I.
Os delírios
do desenho- palavra: mergulhados no esboço daquele rio...
“Porque o desenho
é, por natureza, um fato aberto. Se é certo que objetivamente ele é também um
fenômeno material, ele o é apenas como uma palavra escrita.”
ANDRADE,
Mário, Do desenho[1]
Pensar
a infância do traço nos lança, entre águas e sonhos, num movimento de
compreensão do caráter antiplástico do desenho, como Mário de Andrade nos
aponta. Para tanto, surge a comparação com a palavra, tanto no que se refere à
materialidade do significante, quanto ao que se refere à abertura plurissignificativa
semântica. Neste sentido, Manoel de Barros nos diz da infância da palavra. Na
lógica desta desaprendizagem poética do mundo tal qual um enunciado racional e
estático: “O sol tem três letras/ O inseto é maior./Porque o inseto tem
seis letras e o sol tem três./ Logo o inseto é maior.” (BARROS, Manoel de [2]). A
palavra “inseto” compreendida pelo significante se torna maior que a palavra
“sol”, afinal, possui seis letras, enquanto sol apenas três. Desta forma,
nestes versos, a palavra, numa das possíveis leituras, esvaziada de seu sentido
semântico, inaugura um ‘olhar fontana’, esse olhar de fonte que Manoel também nos
conta. Mas sabemos que, no que se refere ao caráter semântico, a palavra ‘sol’,
assim como ‘inseto’, quando escritas no papel, ultrapassam sua materialidade
física, queimam e zumbem, respectivamente, no devaneio do sonhador que as lê.

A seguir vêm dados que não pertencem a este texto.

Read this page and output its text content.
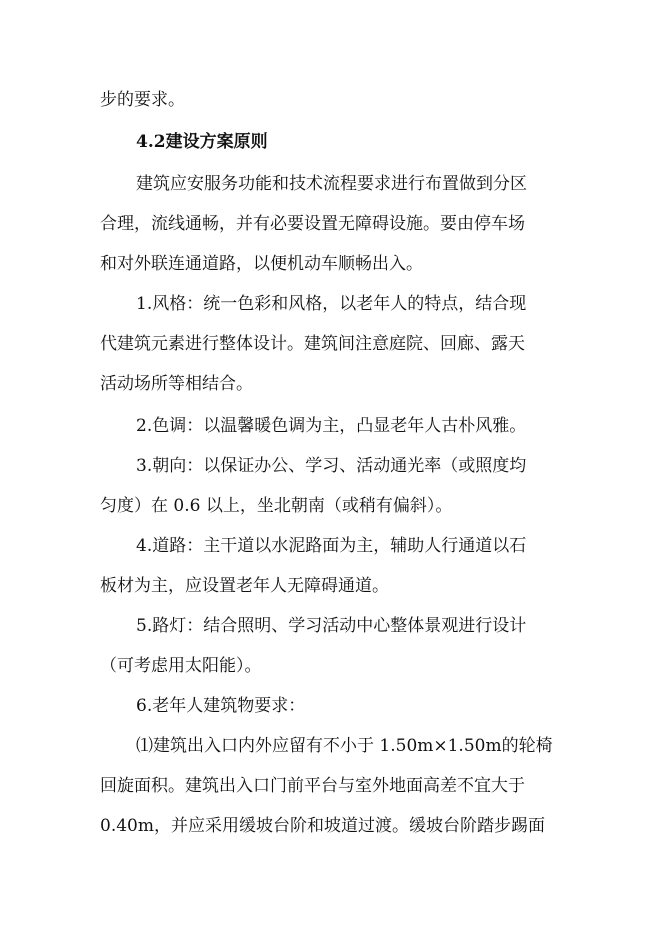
步的要求。
4.2建设方案原则
建筑应安服务功能和技术流程要求进行布置做到分区
合理，流线通畅，并有必要设置无障碍设施。要由停车场
和对外联连通道路，以便机动车顺畅出入。
1.风格：统一色彩和风格，以老年人的特点，结合现
代建筑元素进行整体设计。建筑间注意庭院、回廊、露天
活动场所等相结合。
2.色调：以温馨暖色调为主，凸显老年人古朴风雅。
3.朝向：以保证办公、学习、活动通光率（或照度均
匀度）在 0.6 以上，坐北朝南（或稍有偏斜）。
4.道路：主干道以水泥路面为主，辅助人行通道以石
板材为主，应设置老年人无障碍通道。
5.路灯：结合照明、学习活动中心整体景观进行设计
（可考虑用太阳能）。
6.老年人建筑物要求：
⑴建筑出入口内外应留有不小于 1.50m×1.50m的轮椅
回旋面积。建筑出入口门前平台与室外地面高差不宜大于
0.40m，并应采用缓坡台阶和坡道过渡。缓坡台阶踏步踢面
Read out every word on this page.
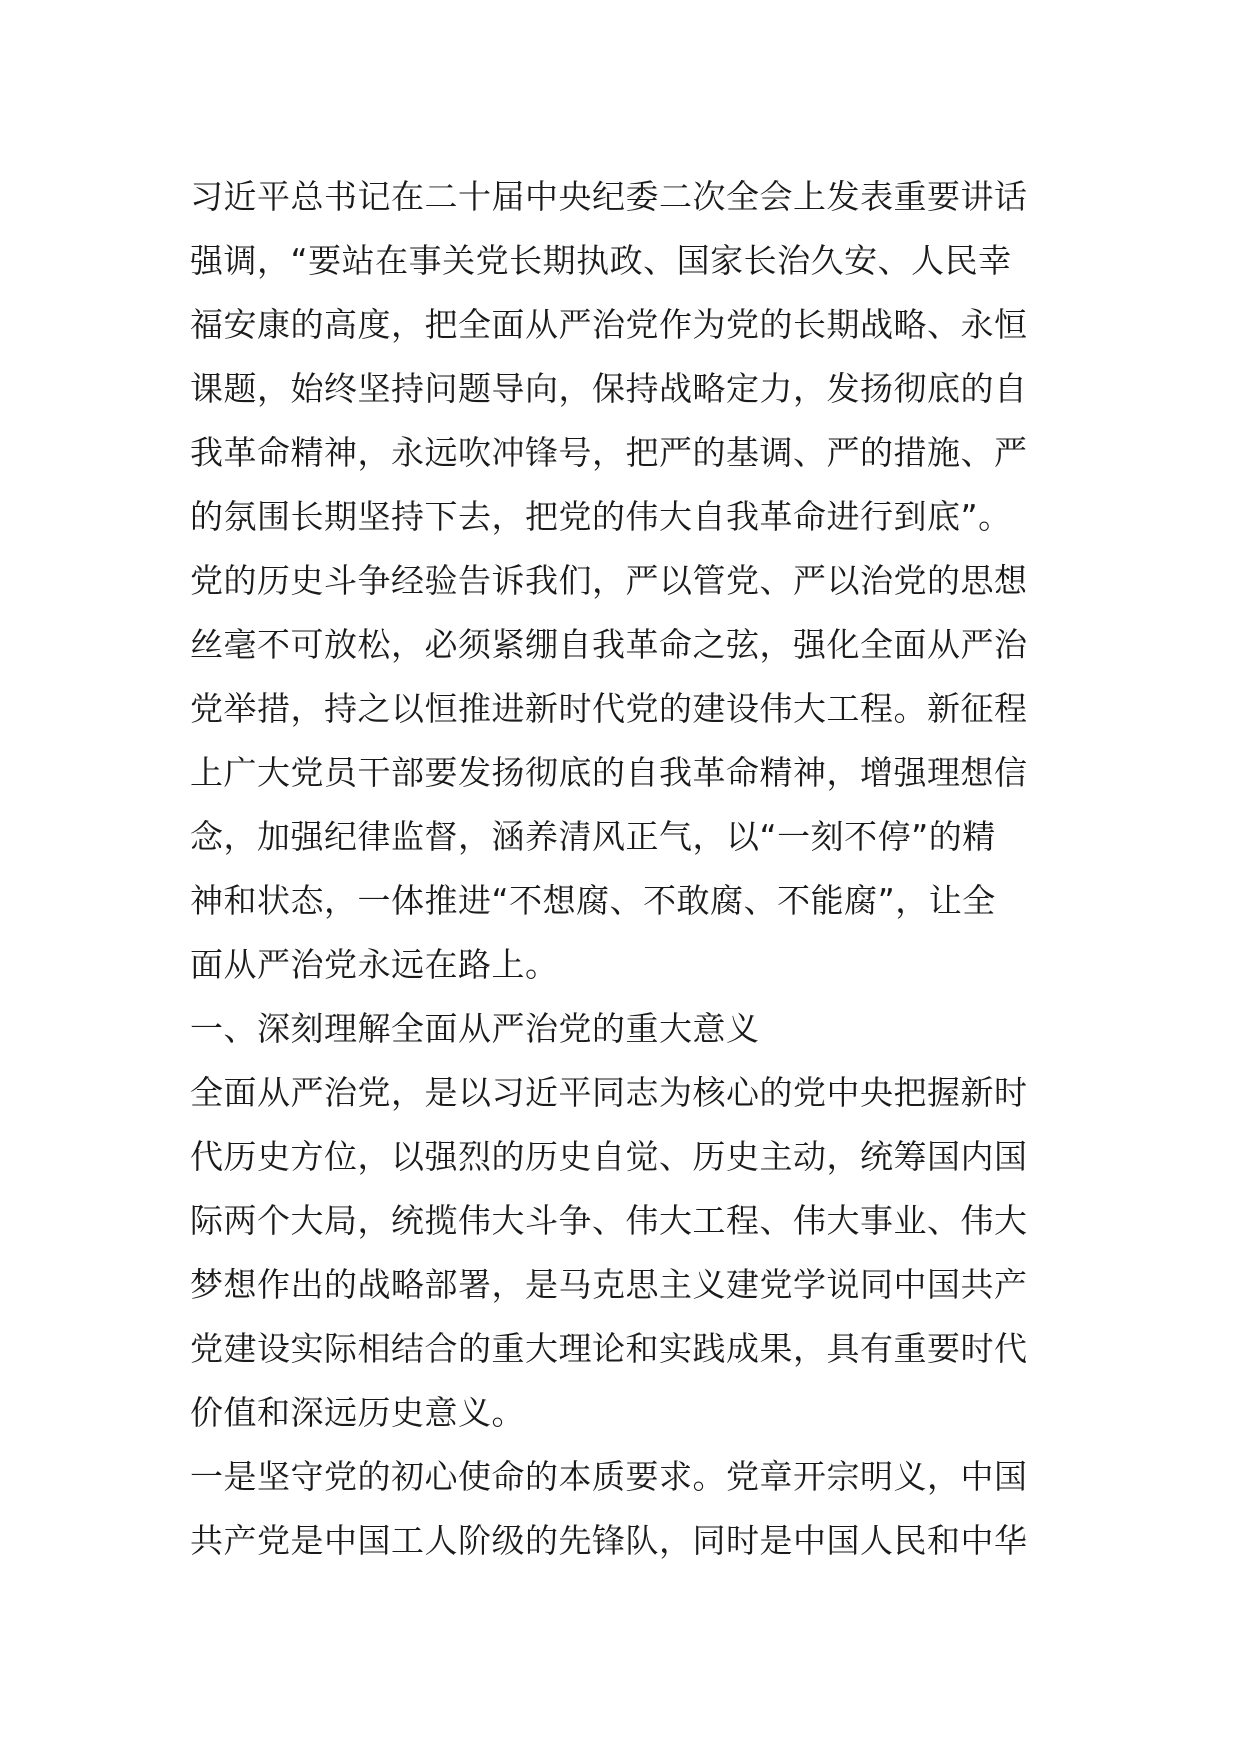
习近平总书记在二十届中央纪委二次全会上发表重要讲话
强调，“要站在事关党长期执政、国家长治久安、人民幸
福安康的高度，把全面从严治党作为党的长期战略、永恒
课题，始终坚持问题导向，保持战略定力，发扬彻底的自
我革命精神，永远吹冲锋号，把严的基调、严的措施、严
的氛围长期坚持下去，把党的伟大自我革命进行到底”。
党的历史斗争经验告诉我们，严以管党、严以治党的思想
丝毫不可放松，必须紧绷自我革命之弦，强化全面从严治
党举措，持之以恒推进新时代党的建设伟大工程。新征程
上广大党员干部要发扬彻底的自我革命精神，增强理想信
念，加强纪律监督，涵养清风正气，以“一刻不停”的精
神和状态，一体推进“不想腐、不敢腐、不能腐”，让全
面从严治党永远在路上。
一、深刻理解全面从严治党的重大意义
全面从严治党，是以习近平同志为核心的党中央把握新时
代历史方位，以强烈的历史自觉、历史主动，统筹国内国
际两个大局，统揽伟大斗争、伟大工程、伟大事业、伟大
梦想作出的战略部署，是马克思主义建党学说同中国共产
党建设实际相结合的重大理论和实践成果，具有重要时代
价值和深远历史意义。
一是坚守党的初心使命的本质要求。党章开宗明义，中国
共产党是中国工人阶级的先锋队，同时是中国人民和中华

Da mesma maneira, o desenho, assim como a palavra, também irrompe para além de
suas bordas físicas, o traço de um rio flui para fora do papel, molha os dedos
do sonhador que o observa e deságua na circulação dos corpos, numa redondeza do
ser do homem e do ser do mundo, como diz Bachelard [3].
Para além de possíveis dicotomias, a infância do desenho e da palavra nos
possibilita experienciar o encontro, a dialética entre o significante e
significado, partes do mesmo ser. De
maneira análoga, podemos pensar o diálogo entre corpo-alma, poema- poesia,
papel-desenho, entre outros.
“A água corria
pelos seus pés agora descalços, rosnando entre seus dedos, escapulindo clara
clara como um bicho transparente. Transparente e vivo...”
LISPECTOR,
Clarice, Perto do Coração Selvagem [4]
Ainda
mergulhados no esboço daquele rio, como sonhadores que somos, compreendemos que
as águas dos desenhos-palavras são incessantes fluxos de morte-vida, rio de
Heráclito. Este bicho transparente e vivo, como diz Clarice, manifesta,
especialmente nas linguagens artísticas, o encontro entre a imensidão íntima do
ser do homem e a infinitude do ser do mundo. Neste movimento de criação, as águas
dos artistas somente alcançam para além das paredes do espectador-leitor, se
escapulirem da sua verdade. Afinal, como Alberto Manguel, no seu livro Lendo
imagens, nos diz “...as imagens, assim como palavras, são a matéria de
que somos feitos.” [5].
É nesse sentido que a infância do traço liberta o criador para além do estigma
do desenho realista ―
de maneira geral, eleito como paradigma da sabedoria de desenhar ― e nos lança nas suas águas
profundas e poéticas. Para além de dicotomias de julgamentos como desenhos
‘belos’ e ‘feios’, as águas profundas do sonhador-artista, expressas através da
arte, nos deságuam na descoberta do mundo. Apenas imersos neste espaço do
espanto inaugural, os traços sonham.
II.
Dentro
da casa que vive no sonho, abro a janela...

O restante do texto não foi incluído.